Ale wróćmy do Emilii. Mówiłam, że była wyjątkowo piękna ? Była i z tym także nie mogła pogodzić się jej matka, która swoją drogą była brzydka jak noc. Zazdrościła córce do tego stopnia, że robiła wszystko, żeby ją oszpecić. Emilia nosiła staromodne ubrania, naprawdę brzydkie swetry i babcine spódnice. Mimo to i tak wyglądała w nich przecudnie. Co więc wymyśliła jej matka ? Okulary, mimo że jej córka wcale żadnych nie potrzebowała, oraz aparat na zęby, mimo że jej zęby były idealnie proste. A także "pajączek" to urządzenie na plecy, które teoretycznie miało utrzymać prostą postawę. Mimo to z Emilii nikt się nie naśmiewał w szkole nawet jeśli wyglądała jak typowy obiekt kpin. Wszyscy ją uwielbiali, bo była niesamowicie dobrą osobą.

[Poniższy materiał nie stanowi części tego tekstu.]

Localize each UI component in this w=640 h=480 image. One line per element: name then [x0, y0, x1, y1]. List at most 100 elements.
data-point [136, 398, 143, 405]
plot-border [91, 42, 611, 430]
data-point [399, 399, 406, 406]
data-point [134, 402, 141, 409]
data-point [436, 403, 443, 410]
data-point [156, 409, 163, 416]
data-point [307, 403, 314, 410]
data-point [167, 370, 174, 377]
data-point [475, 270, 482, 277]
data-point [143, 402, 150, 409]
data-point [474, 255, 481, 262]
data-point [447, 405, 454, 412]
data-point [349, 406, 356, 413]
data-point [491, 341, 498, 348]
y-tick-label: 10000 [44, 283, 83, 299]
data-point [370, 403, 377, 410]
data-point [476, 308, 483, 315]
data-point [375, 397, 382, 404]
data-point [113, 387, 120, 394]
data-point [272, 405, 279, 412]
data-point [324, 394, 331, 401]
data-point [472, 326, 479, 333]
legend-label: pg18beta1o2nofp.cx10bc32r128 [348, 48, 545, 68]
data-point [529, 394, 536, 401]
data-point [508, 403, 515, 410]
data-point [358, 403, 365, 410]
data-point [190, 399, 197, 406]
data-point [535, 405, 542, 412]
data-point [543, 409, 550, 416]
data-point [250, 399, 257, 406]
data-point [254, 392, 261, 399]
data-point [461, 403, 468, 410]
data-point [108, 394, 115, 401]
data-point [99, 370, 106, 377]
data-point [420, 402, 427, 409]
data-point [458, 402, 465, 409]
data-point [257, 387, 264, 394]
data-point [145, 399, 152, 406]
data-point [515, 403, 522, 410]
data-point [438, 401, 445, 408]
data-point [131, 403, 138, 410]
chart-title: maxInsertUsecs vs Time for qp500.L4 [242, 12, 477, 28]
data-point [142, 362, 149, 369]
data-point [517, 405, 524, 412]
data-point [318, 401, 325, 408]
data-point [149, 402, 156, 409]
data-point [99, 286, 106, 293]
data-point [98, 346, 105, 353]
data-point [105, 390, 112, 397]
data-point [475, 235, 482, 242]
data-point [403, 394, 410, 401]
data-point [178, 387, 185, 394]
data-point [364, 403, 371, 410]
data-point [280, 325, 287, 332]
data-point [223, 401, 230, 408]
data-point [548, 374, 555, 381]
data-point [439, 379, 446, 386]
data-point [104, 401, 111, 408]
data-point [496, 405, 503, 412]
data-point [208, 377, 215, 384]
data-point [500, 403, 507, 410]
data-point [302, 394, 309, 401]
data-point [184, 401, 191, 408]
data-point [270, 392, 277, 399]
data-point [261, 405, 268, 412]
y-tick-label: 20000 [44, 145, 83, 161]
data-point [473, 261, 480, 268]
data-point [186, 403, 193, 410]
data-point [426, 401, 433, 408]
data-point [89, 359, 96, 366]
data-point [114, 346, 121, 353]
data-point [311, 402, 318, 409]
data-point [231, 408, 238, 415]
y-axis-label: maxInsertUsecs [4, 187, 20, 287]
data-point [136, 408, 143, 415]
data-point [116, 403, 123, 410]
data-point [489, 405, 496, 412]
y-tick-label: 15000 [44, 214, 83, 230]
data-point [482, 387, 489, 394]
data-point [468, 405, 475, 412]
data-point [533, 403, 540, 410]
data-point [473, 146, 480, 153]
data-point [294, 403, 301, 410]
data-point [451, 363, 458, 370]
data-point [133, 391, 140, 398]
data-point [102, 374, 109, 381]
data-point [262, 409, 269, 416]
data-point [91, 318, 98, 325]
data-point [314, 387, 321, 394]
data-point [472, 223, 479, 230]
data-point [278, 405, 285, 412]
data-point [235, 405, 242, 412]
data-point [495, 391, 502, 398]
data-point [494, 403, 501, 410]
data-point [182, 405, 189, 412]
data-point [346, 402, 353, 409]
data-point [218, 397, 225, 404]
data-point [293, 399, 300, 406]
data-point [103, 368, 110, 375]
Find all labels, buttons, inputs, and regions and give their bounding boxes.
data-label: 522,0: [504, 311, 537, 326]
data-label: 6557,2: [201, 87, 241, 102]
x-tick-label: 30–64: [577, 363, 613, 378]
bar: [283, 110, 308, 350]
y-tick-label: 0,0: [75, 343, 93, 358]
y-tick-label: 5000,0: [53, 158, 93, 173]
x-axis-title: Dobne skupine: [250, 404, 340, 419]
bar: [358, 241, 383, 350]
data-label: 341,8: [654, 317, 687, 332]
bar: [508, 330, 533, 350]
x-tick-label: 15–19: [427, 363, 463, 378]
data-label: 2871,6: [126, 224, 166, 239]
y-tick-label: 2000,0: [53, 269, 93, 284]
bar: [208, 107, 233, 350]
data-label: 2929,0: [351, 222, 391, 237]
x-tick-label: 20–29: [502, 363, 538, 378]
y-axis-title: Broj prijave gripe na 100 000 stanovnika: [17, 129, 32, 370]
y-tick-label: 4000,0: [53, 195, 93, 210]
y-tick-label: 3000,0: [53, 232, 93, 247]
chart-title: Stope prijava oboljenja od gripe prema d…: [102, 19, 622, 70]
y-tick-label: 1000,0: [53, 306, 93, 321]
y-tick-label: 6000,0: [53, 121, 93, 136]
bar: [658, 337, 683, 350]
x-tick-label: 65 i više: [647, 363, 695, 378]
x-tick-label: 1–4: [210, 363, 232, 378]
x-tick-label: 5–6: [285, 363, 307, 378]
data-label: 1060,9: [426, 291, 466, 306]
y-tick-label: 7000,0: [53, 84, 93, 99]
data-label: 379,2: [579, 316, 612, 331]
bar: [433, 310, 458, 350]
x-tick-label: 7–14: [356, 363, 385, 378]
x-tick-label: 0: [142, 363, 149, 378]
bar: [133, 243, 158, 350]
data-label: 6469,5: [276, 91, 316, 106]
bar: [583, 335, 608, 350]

Tak było przez całą podstawówkę i gimnazjum. Potem nadszedł czas liceum (Emilia oczywiście poszła do najlepszego), którego w naszej wiosce już nie było, więc trzeba było dojeżdżać do miasta. Matka Emilii chciała ją osobiście odwozić, ale ponieważ nie miała prawa jazdy (12 razy oblała kurs praktyczny i odpuściła), więc musiała się zgodzić żeby jej córka dojeżdżała sama pociągiem. Emilia jeździła do szkoły rano, do domu natomiast wracała ostatnim możliwym pociągiem, tłumacząc się matce dodatkowymi zajęciami. Tak naprawdę znalazła sobie przyjaciół i o rok starszego chłopaka z pobliskiej zawodówki z którymi spędzała czas. Była szczęśliwa, ale tylko do czasu. Na półrocze miała 3 zagrożenia. Gdy jej matka się o tym dowiedziała zamknęła ją na całe ferie zimowe w domu w idealnie wyciszonym pokoju. Pod koniec ferii zaczęło się dziać z nią coś złego, codzienne wymioty sprawiły, że wypuszczona została z domu w celu pójścia do lekarza, gdzie okazało się, że jest w ciąży. Matka była wściekła i pobiła córkę, ta trafiła do szpitala z którego odebrał ją jej chłopak i jego rodzice, z którymi zamieszkała.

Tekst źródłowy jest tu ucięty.